Crônica publicada na Folha de S.Paulo em 19 de dezembro de 1999
Quem vê, agora, Pelé sendo coroado “o atleta do século” em toda pesquisa que se faça, não consegue avaliar o que ele, e principalmente a final da Copa do Mundo da Suécia, em 1958, representou para a geração do meu pai e a minha.
A do meu pai amargava o máximo da fracassomania, a derrota para o Uruguai, no Maracanã, por 2 a 1, na final da Copa do Mundo de 50 -ano em que nasci. Não se perdeu por medo da derrota. O medo era da vitória mesmo.

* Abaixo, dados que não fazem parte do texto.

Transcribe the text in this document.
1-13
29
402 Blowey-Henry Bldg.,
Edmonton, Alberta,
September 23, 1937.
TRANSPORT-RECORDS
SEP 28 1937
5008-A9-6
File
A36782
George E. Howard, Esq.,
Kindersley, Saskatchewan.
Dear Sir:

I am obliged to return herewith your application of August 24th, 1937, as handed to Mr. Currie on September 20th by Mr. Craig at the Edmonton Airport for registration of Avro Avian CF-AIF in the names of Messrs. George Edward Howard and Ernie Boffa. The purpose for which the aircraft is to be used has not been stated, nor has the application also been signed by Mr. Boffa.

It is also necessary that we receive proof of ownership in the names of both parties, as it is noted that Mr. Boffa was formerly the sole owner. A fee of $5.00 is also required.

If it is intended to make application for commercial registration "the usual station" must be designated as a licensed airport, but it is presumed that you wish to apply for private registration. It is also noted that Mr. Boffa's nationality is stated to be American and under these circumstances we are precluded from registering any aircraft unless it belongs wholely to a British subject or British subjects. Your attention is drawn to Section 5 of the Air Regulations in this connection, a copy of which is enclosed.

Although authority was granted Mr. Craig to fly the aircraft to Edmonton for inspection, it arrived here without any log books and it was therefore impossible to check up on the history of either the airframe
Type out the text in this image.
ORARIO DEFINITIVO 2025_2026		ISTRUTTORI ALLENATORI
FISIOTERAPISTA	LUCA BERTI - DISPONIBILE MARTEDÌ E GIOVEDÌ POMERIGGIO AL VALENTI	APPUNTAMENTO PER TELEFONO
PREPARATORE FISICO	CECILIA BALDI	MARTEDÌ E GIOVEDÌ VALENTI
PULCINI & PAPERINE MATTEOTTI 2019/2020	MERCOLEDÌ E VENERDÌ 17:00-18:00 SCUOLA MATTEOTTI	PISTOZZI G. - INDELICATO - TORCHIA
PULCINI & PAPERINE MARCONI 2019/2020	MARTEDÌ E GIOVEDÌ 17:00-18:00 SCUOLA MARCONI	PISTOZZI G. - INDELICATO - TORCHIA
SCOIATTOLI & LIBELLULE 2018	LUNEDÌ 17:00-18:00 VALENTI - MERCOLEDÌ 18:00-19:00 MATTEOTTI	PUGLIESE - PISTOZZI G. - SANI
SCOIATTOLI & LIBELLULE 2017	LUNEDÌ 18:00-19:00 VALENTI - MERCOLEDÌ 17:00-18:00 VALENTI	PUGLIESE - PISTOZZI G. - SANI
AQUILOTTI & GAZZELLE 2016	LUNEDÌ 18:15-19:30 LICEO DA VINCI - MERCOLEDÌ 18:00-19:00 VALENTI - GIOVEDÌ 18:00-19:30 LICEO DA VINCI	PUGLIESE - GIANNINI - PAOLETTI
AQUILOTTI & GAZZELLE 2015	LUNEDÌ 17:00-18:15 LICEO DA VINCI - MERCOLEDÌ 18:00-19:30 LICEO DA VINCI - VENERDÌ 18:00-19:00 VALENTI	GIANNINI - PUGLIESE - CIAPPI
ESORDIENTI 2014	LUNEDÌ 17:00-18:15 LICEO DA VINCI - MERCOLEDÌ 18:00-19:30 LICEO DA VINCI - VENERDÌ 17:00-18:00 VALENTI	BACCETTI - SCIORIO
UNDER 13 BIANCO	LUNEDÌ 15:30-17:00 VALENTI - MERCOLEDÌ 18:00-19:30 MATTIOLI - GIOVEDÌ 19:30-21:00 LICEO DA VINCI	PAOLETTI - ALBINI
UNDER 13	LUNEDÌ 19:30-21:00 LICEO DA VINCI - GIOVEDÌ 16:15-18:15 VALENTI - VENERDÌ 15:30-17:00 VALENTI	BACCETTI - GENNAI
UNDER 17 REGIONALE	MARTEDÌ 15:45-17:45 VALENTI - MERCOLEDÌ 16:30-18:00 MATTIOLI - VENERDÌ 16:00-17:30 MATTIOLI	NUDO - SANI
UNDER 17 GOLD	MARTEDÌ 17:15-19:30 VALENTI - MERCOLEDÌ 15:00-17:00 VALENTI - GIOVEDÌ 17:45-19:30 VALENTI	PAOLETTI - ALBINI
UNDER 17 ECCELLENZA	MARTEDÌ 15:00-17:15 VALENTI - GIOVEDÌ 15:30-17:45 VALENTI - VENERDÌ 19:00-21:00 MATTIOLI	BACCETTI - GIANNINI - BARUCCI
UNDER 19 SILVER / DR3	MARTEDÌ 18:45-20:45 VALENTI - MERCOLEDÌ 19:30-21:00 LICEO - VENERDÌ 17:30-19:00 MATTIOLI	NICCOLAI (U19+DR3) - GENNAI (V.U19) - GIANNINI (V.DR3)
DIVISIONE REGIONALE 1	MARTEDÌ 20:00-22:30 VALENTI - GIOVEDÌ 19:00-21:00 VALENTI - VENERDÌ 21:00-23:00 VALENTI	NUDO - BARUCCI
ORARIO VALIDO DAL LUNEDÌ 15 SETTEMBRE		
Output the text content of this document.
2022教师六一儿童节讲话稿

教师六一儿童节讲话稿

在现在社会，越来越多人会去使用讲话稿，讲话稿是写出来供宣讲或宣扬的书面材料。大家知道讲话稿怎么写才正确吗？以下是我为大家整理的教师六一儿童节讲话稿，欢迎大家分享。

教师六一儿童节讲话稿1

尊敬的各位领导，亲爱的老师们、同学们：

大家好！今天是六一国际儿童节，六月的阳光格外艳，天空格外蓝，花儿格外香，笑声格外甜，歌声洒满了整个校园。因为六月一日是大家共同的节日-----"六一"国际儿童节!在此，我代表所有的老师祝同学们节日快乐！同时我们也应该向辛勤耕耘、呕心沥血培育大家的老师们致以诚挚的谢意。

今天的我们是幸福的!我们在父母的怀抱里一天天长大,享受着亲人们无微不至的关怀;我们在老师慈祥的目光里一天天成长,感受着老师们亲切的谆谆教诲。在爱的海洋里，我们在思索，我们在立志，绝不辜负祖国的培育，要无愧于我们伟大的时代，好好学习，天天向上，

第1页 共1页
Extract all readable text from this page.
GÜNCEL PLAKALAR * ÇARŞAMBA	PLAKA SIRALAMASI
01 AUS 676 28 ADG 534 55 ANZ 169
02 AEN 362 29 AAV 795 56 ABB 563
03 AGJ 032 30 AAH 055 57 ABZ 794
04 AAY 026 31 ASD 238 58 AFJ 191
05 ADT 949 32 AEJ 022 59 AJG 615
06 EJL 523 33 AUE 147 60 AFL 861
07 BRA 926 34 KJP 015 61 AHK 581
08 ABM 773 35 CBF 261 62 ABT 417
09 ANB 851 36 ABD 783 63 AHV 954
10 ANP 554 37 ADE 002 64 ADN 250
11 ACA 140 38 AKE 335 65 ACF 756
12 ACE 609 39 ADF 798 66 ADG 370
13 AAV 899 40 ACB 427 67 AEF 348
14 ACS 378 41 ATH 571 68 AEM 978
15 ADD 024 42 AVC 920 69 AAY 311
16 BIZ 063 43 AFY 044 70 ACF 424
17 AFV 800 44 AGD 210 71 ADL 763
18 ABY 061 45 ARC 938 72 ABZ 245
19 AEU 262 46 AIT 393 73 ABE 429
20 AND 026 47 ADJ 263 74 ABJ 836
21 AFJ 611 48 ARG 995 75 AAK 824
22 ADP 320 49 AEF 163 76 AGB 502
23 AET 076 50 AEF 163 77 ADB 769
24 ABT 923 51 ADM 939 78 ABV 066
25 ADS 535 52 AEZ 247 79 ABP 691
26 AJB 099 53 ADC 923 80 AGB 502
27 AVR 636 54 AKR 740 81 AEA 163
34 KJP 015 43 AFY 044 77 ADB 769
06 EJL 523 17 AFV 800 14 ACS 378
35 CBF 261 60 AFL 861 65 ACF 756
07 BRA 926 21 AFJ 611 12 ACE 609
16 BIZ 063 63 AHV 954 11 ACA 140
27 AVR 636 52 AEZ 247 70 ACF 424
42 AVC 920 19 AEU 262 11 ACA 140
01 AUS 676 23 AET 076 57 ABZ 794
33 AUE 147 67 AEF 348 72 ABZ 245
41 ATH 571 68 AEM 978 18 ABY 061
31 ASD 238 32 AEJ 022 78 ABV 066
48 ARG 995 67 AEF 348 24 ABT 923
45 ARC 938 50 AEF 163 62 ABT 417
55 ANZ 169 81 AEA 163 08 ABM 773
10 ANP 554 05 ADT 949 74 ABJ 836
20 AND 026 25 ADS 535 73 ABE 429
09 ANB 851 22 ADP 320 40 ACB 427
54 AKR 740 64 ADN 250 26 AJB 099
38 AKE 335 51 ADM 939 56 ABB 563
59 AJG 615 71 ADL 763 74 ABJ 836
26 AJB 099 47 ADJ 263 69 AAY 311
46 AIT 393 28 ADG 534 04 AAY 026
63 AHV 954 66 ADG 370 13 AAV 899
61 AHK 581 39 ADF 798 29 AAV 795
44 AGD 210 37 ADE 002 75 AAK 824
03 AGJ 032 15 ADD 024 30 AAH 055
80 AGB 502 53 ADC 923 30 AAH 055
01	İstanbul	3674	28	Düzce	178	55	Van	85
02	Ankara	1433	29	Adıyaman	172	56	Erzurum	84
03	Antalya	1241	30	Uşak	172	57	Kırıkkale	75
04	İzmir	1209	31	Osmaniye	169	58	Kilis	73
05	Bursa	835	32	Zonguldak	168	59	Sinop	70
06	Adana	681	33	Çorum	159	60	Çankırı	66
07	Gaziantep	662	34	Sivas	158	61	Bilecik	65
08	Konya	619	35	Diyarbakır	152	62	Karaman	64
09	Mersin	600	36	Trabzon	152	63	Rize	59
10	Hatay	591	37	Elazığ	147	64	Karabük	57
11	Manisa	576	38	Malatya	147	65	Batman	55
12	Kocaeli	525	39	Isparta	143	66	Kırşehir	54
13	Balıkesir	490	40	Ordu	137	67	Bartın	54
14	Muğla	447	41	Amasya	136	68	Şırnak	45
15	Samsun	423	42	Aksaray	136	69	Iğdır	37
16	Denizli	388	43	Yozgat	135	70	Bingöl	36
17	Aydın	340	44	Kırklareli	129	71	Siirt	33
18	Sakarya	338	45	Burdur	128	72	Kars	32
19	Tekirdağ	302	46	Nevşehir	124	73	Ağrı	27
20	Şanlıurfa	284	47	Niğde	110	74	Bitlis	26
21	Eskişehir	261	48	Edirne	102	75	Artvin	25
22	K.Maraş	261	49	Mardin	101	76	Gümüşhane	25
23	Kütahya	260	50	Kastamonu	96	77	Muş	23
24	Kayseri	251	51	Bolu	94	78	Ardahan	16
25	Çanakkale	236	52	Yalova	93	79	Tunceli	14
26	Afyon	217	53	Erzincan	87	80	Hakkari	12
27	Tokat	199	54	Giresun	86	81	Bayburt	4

De minha parte, com oito anos, recém-formado na primeira comunhão, confesso que apelei. Prometi para São Francisco de Salles e Nossa Senhora que, se o Brasil ganhasse a Copa, colocaria grão de milho no sapato e lamberia, uma a uma, as 15 ou 16 escadas da igreja de São Benedito. Cumpri! Quando minha mãe soube, lavou minha língua com álcool, sem nenhuma consideração por minha fé que, afinal, garantira a conquista da Copa.
Um herói por jogo
Naquela Copa, a seleção foi se concentrar em Poços de Caldas, convidada pelo meu pai, que era diretor de futebol da Caldense. Algumas décadas antes ele contratara Dondinho, pai de Pelé, emérito cabeceador, para ser o centroavante da Caldense.
No período em que a Seleção Brasileira ficou concentrada em Poços de Caldas, Pelé pouco apareceu. Eram 44 jogadores, número suficiente para formar quatro times de futebol.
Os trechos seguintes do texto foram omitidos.